Conquering Fears

Everyone has fears. There are so many different types of fears, whether it be a fear of heights, spiders, darkness, dogs, or even of clowns. There are usually many occasions where your fear may hold you back from experiences that you could otherwise enjoy. Or fears could be holding you back from making progress towards your goals.

So, how do we confront our fears, or even permanently overcome them?

To confront your fear and muster up the courage to act despite the fear, we first need to get into a situation where you experience the fear. For example, if you have a fear of heights, you could visit somewhere high up with a glass floor, such as the Tower Bridge or the CN Tower. If you fear dogs, consider visiting a friend with a dog. If you fear public speaking, find a way to give a talk to the people you live with or other relatives.

Once in the presence of the fear, you should concentrate on your breathing, making sure that it is nice and slow. You can also focus on the sensations in the body, knowing that you’re still alive and the thing you fear hasn’t killed you yet. And in some situations, you can close your eyes too. If you practice regular mindfulness meditation, then you’ll find this step much easier than most other people.

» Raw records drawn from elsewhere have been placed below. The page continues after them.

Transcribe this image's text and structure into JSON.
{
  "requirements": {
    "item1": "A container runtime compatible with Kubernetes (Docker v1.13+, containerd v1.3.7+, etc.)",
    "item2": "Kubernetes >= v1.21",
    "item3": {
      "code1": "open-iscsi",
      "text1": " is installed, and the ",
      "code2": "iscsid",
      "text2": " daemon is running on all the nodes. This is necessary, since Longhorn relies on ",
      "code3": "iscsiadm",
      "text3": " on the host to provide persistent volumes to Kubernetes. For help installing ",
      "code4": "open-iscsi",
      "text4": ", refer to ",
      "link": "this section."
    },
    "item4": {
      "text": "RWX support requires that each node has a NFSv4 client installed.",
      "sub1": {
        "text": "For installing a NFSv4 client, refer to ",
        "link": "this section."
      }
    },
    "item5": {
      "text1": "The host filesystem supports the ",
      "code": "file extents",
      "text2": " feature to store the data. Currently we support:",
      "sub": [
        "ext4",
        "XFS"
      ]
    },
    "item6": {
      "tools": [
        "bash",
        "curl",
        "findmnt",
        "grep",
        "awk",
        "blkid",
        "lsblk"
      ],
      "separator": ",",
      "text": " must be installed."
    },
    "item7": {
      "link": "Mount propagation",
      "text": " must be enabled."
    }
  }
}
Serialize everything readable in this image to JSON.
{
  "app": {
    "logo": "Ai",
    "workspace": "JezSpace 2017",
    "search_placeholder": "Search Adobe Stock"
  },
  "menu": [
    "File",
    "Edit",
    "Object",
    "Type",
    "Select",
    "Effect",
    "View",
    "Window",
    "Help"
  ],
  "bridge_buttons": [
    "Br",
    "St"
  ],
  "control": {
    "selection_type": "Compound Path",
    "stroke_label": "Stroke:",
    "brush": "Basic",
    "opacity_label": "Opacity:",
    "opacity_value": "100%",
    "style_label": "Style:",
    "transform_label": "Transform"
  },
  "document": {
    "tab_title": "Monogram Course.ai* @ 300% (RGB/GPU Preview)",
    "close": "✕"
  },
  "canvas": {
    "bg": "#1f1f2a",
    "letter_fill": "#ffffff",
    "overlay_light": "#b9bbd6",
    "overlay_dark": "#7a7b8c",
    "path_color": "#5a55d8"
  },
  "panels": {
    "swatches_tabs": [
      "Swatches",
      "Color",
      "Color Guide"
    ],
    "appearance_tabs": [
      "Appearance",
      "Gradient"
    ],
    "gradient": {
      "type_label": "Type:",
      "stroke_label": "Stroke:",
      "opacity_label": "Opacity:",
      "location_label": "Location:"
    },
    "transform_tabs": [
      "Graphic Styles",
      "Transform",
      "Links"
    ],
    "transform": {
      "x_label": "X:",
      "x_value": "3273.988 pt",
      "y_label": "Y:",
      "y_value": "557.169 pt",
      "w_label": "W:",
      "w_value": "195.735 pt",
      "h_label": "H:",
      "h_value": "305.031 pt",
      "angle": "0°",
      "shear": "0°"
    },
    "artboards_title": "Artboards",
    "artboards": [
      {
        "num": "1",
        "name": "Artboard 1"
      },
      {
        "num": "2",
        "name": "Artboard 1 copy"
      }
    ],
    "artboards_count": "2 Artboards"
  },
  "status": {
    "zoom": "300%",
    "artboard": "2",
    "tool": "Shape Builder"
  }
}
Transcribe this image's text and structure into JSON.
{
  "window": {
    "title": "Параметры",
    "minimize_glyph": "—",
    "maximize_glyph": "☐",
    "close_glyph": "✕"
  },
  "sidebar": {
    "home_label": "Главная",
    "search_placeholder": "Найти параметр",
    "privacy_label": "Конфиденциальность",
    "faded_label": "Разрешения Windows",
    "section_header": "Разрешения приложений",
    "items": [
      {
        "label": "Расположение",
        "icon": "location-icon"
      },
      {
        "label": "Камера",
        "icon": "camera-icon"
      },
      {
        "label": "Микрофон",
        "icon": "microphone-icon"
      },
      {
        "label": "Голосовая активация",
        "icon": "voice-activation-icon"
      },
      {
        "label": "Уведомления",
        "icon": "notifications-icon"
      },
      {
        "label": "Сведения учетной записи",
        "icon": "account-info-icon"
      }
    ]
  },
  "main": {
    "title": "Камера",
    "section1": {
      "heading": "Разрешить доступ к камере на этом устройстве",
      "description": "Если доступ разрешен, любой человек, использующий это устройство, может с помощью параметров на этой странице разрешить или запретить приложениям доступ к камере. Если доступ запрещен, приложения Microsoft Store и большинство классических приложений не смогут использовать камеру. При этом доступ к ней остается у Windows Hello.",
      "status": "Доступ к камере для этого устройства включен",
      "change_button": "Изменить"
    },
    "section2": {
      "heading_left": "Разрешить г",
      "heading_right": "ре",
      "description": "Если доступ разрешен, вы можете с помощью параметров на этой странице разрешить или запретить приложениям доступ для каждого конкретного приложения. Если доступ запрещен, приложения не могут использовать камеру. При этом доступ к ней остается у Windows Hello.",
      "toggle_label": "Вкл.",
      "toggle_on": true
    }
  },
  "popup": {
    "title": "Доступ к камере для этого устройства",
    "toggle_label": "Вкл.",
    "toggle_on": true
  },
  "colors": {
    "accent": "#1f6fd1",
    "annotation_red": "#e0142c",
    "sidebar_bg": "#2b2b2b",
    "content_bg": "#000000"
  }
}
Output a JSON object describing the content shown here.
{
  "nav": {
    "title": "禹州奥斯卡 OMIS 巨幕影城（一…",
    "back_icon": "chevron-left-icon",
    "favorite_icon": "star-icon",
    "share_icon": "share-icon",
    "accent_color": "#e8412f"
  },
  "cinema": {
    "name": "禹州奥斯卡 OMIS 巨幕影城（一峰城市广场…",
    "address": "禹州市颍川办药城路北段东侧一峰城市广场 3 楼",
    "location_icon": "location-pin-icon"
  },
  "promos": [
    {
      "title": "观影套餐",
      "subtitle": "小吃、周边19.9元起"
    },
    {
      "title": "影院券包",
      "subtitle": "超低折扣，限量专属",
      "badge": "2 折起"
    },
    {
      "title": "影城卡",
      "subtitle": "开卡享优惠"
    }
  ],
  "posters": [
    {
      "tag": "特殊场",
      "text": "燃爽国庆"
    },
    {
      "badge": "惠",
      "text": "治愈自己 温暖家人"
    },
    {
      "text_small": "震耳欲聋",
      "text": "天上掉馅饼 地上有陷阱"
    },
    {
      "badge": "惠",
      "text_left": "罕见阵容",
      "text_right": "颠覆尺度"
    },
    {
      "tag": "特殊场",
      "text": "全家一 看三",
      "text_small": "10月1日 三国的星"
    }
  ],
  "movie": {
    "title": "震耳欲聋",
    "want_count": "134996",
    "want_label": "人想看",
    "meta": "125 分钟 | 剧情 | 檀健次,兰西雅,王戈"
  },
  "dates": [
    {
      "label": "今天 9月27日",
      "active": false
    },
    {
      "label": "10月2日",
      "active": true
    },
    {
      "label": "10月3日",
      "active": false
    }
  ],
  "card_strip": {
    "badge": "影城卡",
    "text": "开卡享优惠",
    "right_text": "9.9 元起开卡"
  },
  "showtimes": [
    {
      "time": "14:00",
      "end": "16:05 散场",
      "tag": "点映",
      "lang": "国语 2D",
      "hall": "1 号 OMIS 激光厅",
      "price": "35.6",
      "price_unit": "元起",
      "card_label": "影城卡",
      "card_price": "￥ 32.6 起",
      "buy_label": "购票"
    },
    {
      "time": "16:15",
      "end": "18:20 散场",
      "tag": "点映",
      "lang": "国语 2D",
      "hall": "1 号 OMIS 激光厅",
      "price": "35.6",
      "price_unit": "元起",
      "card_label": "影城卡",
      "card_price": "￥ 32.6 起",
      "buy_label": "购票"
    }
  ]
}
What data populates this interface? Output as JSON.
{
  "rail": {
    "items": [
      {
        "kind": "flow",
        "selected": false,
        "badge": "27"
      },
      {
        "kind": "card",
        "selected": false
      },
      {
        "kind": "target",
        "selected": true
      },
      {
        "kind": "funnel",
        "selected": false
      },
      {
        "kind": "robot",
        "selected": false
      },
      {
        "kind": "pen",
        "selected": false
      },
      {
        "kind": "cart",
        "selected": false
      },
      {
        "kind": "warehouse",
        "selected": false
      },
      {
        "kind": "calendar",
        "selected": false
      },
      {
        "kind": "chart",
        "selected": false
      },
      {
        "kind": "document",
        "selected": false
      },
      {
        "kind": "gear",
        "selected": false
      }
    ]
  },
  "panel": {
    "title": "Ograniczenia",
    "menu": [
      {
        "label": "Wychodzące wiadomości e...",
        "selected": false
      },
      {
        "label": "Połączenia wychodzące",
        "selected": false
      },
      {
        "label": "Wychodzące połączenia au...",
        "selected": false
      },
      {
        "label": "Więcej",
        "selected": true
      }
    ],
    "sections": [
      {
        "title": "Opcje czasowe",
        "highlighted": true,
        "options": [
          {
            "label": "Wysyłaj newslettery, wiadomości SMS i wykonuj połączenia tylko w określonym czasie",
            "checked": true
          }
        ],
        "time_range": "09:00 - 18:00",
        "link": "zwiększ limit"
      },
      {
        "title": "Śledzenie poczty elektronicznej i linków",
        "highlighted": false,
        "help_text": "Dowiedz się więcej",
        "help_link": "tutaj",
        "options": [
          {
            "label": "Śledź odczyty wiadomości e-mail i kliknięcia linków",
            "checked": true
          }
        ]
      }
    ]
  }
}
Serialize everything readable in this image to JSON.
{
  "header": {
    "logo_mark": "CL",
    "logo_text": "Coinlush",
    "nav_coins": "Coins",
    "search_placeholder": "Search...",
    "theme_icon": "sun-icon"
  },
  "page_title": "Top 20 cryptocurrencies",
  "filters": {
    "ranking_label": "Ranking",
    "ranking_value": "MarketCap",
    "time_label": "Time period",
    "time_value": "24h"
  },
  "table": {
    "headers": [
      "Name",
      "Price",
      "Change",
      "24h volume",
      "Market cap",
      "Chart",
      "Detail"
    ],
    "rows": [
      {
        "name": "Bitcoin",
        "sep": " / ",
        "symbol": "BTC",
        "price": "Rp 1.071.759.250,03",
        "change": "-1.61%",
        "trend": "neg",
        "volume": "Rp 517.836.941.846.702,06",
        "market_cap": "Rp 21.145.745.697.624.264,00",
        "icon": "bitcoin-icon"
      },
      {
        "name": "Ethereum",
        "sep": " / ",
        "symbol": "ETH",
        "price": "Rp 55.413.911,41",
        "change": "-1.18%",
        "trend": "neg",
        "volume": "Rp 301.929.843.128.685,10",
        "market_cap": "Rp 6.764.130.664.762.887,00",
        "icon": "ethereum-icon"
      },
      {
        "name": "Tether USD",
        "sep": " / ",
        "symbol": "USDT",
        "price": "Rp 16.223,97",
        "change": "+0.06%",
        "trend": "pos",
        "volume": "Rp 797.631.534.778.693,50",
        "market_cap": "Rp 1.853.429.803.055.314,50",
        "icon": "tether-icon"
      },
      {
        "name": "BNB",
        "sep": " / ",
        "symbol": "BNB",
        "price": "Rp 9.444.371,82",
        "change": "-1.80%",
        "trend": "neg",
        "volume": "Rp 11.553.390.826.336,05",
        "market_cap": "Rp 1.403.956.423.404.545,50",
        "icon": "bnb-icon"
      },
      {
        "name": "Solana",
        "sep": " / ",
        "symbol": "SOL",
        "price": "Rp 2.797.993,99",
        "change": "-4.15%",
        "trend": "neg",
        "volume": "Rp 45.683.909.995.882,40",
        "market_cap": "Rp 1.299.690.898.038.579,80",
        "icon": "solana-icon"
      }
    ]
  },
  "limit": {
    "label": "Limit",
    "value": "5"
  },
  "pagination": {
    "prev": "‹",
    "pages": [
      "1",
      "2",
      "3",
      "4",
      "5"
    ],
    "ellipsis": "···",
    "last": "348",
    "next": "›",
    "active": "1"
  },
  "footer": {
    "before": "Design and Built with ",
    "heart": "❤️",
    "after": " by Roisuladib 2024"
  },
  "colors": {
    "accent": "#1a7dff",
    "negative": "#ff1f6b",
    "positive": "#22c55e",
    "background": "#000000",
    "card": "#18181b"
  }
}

If you can handle your current level of exposure, try and get closer to whatever you fear. In the case of heights, if you’re on a glass floor, then get closer to the centre of the piece of glass you’re standing on. If you’re afraid of dogs, then get closer to a dog and try to gently touch them.

If you start to get overwhelmed, remember to control your breathing and keep it steady. Consider closing your eyes (if the situation allows) and focus your attention on different parts of your body. Notice how your feet are still on the ground and feel your weight pressing your feet to the floor. Notice whether you can feel physical sensations that have come about as a consequence of your fear. You won’t be able to do this for any fear, such as any fear involving talking to people, but remember you can almost always walk away and take a breather.

Another way to cope is to notice any feeling that arises and rationally criticise it. Does it make sense to be scared of talking to strangers? The chance of you getting physically hurt is incredibly small, and does it matter if you get judged negatively? If you’re up high, what are the chances of you falling? If you’re inside a building, unless the windows are open, you’re not going to fall. If you’re climbing with equipment designed to stop you falling, the chance of it failing is probably very small. There will be many cases where your fear isn’t rational. Understanding that a fear isn’t rational will help you overcome it.

If you get used to feeling the fear and start to realise it’s not so bad, well done! You’ve overcome a challenge that required courage and the next time you approach a similar situation you’ll feel much more at ease.

If you couldn’t face it for long and had to back out, then don’t feel down. You still dared to confront your fear, and next time your fear should be more manageable. It’s not an easy task and you may need to confront your fear multiple times until you feel better in the face of it.

Now you’ve faced your fear once, to get rid of it entirely is just a case of repeatedly exposing yourself to the fear, noticing whether it is irrational, and making sure that you stay calm and composed when under the pressure. Eventually, you’ll get to the point where you won’t notice the fear anymore!

Removing your fear could open up new opportunities for you, or just make your life less uncomfortable. Overcoming fears requires courage, it’s not at all easy. Consider whether you’d like to get rid of any of your fears and if so, try to overcome them! It can be a tremendous challenge, but the reward and satisfaction of overcoming it can be well worth it for the future.